Zamanında hiçbir konuda hak iddia etmeyip, kendisine layık görülen hayatı yaşayıp sabırla gelecekten ümitli olanlar.
Zamanında her konuda söz sahibi olup kendilerinden başkasını adam yerine koymayanlar.

Bu iki tarafın ikisi de ötekileştirme kurbanı zannediyorlar kendilerini.

Yüzde yüz haksız da değiller.

İlkini ele alalım:

İki binli yıllara kadar kendilerine ne görev verilirse onu kabul eden, devlet nasıl isterse öyle yaşayan, özgürlüğü kısık sesle isteyip başına yumruğu yiyince susan, kendi halinde bir grup.

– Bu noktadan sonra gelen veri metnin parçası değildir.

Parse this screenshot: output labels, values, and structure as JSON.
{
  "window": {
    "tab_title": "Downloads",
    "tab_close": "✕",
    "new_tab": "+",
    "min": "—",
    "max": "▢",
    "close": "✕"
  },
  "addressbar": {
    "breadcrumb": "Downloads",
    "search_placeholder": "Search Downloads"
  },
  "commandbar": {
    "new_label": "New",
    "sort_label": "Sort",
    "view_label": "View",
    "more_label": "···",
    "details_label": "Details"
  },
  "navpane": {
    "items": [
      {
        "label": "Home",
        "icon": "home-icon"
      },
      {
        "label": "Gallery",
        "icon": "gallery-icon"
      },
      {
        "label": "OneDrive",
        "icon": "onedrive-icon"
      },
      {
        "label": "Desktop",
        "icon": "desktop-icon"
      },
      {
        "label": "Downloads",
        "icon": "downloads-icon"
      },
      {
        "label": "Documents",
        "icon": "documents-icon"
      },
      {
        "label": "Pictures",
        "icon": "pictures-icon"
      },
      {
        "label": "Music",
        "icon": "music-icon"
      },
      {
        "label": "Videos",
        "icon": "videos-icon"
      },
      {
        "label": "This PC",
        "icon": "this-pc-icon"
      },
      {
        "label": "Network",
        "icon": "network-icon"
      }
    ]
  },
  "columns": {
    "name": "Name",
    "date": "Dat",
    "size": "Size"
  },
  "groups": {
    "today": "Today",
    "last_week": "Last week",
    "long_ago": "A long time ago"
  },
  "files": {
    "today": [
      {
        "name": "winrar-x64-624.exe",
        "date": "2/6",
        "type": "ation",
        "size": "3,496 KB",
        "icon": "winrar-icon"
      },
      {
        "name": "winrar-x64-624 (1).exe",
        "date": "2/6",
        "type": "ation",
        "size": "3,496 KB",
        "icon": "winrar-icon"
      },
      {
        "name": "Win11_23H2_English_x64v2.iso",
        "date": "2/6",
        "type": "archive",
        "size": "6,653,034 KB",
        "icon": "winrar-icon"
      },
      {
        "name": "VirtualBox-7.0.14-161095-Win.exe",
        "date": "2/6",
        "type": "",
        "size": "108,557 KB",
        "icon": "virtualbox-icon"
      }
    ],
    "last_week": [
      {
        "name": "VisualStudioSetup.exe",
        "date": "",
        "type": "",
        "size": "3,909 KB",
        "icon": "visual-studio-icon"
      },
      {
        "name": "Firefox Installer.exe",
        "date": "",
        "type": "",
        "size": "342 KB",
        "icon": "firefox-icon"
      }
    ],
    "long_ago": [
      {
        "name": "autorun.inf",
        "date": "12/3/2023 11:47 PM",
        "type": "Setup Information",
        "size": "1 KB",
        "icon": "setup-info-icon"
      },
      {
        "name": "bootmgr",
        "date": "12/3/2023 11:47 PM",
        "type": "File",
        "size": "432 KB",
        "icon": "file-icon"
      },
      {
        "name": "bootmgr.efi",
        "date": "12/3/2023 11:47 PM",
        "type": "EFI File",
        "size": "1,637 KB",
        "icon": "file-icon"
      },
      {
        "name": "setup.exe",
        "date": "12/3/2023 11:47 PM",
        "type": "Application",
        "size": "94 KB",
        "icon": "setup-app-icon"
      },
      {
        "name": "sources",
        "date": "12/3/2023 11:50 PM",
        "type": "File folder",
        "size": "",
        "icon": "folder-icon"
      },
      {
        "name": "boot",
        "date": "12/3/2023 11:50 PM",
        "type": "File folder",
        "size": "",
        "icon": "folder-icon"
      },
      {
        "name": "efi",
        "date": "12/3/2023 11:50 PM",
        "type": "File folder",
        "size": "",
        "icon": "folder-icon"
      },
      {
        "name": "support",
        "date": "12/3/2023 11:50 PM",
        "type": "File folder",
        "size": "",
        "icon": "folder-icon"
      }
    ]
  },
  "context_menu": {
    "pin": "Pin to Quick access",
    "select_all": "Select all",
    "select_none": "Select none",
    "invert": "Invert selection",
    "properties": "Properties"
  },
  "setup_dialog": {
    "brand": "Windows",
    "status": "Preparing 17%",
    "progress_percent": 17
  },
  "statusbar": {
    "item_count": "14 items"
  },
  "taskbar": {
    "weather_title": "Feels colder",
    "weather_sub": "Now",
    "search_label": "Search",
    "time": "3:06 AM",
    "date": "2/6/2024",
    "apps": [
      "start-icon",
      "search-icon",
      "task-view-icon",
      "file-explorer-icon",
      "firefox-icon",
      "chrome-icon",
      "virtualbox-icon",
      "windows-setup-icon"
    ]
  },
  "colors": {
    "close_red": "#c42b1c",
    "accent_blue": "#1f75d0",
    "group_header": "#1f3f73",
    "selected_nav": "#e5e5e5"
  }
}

Kavgasız, gürültüsüz, taşkınlık yapmadan, en ağır yumruğun altında inlerken bile sesini fazla çıkarmadan yaşayan, sessiz ve derinden ilerleyen…

İkincisi ise:

Devletin her türlü imkânını kullanan, ihaleleri alan, en lüks hayatı sıradan bir şekilde yaşayan, ilk gruptakileri yalnızca hizmetçi olarak yanına yaklaştıran, ilk gruptan kıpırdanmalar olunca yargıyı, bürokrasiyi, askeri göreve davet eden, ilk gruptakilerin evlerinde dururlarsa nefes alıp vermelerine izin veren bir grup.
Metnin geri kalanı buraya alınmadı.